BACKGROUND: Heart failure (HF) often accompanies chronic kidney disease (CKD) in the elderly. This clinical condition is a critical socio-medical issue, because high-dose diuretic therapy stimulates the renin-angiotensin-aldosterone axis and sympathetic nervous system outflow, and may thus result in vicious cycles of cardio-renal deterioration, leading to excess hospitalization and death. Peritoneal dialysis (PD) is a renal replacement therapy used for maintenance dialysis, and is characterized by the continuous removal of fluid. The present study examined the clinical feasibility and effects of a novel style of PD for elderly CKD patients with refractory HF.
METHODS: Twelve elderly CKD patients (stages 3-5) with refractory HF [New York Heart Association (NYHA) class III, n=9; IV, n=3; mean age, 81+/-6 years] received PD treatment. Patients had episodes of >3 hospitalizations in the previous year, and were initially treated with < or =19 sessions of sequential hemofiltration, followed by incremental PD, with 3 PD sessions/week (8h each) at the start, increasing in frequency and dwelling time as clinically indicated.

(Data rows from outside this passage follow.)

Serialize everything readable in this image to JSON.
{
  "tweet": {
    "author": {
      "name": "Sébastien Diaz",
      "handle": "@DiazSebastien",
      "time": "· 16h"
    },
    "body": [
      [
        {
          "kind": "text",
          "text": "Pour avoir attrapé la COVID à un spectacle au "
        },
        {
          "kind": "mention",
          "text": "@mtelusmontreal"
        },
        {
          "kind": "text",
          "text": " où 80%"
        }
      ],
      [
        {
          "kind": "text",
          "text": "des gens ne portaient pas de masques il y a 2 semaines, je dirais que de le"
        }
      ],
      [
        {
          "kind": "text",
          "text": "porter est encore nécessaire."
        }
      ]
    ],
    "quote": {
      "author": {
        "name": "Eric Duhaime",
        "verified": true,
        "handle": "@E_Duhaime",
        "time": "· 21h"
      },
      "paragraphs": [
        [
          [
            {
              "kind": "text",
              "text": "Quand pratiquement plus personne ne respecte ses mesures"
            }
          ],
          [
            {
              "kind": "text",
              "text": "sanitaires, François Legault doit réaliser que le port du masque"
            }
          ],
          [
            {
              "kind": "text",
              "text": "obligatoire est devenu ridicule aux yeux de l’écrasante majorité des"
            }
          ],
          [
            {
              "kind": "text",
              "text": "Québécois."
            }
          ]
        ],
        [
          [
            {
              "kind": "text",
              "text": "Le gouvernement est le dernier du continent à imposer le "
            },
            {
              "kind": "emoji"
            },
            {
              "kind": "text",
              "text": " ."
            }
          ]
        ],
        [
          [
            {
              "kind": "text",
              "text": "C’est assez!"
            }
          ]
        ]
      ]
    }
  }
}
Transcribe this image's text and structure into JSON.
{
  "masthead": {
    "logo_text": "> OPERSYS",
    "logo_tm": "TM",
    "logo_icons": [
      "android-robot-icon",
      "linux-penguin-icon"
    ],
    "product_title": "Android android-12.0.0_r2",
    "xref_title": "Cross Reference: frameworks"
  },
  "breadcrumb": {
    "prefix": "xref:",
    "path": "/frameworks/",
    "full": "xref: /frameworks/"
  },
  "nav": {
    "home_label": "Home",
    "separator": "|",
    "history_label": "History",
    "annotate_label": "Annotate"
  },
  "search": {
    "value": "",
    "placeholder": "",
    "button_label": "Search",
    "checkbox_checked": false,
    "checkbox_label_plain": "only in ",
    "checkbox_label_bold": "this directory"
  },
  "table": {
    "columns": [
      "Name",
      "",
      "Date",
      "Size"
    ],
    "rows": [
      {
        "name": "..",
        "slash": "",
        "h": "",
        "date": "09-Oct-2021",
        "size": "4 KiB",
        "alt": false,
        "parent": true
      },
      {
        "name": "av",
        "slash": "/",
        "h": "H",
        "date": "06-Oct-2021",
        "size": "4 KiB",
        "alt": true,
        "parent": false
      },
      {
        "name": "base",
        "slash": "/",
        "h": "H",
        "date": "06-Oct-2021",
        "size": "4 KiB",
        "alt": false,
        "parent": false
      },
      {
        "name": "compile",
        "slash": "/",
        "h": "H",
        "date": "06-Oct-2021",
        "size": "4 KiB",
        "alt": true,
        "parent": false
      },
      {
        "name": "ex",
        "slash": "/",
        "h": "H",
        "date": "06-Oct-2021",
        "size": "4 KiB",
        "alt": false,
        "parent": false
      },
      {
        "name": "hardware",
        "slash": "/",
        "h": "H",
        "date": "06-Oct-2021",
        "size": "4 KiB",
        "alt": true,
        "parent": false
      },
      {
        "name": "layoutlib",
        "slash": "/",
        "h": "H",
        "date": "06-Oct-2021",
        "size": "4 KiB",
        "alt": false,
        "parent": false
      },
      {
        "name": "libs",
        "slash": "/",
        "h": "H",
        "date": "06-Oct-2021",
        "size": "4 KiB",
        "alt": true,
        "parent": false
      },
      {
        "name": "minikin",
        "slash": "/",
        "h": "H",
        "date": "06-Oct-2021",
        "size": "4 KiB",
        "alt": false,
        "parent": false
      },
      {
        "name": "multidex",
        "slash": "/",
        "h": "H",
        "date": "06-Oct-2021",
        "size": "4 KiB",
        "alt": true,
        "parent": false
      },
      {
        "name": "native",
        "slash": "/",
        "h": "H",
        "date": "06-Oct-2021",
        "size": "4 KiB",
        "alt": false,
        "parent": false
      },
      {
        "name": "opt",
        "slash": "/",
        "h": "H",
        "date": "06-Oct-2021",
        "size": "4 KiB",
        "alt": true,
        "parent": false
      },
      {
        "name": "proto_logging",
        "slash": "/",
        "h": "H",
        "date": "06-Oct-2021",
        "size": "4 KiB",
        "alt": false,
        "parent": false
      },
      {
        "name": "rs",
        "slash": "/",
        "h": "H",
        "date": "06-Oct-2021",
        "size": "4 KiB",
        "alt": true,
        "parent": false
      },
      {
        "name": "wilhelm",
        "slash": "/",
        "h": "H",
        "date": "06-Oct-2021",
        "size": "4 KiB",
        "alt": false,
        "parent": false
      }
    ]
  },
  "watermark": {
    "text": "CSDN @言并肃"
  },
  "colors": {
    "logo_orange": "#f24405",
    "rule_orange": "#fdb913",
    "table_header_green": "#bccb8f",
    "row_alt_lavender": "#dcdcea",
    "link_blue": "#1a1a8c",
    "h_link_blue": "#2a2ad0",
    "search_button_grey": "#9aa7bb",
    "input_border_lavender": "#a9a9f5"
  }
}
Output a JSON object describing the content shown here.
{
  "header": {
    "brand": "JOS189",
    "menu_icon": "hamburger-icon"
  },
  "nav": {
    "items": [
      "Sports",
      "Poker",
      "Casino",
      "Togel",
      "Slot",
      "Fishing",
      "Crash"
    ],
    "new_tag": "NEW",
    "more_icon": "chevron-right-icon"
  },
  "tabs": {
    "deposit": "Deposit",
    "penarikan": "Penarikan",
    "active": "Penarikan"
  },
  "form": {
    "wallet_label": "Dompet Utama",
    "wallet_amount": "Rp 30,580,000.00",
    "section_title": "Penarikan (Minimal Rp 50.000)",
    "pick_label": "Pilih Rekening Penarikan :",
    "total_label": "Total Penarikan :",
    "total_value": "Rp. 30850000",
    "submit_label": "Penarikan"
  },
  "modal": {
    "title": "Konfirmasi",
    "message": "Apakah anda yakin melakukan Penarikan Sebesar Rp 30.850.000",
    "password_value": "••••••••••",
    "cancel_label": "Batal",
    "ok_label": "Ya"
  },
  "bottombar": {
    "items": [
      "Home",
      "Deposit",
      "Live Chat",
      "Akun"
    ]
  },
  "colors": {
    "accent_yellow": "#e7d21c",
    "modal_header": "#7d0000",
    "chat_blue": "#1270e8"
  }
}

RESULTS: During follow-up (median, 26.5 months), PD was well tolerated by all patients, and no patients required hospitalization for HF. Three patients died due to non-HF-related events. All patients showed improvements in NYHA functional class (class I, n=9; class II, n=3) and significant decreases in the dose of diuretics prescribed (P<0.05). Kidney function stabilized, while significant improvements in end-diastolic left ventricular diameter (-5%, P<0.05) and hemoglobin count (+15%, P<0.05) were achieved. Brain natriuretic peptide (-46%) and aldosterone (-13%) levels tended to decrease.
CONCLUSIONS: Incremental PD could represent a novel therapeutic option for elderly patients with refractory HF. In addition to fluid removal by PD, correction of renal anemia, preservation of kidney function, and avoidance of high-dose diuretic therapy may play a role in maximizing clinical benefits. 2009 Japanese College of Cardiology. Published by Elsevier Ltd. All rights reserved.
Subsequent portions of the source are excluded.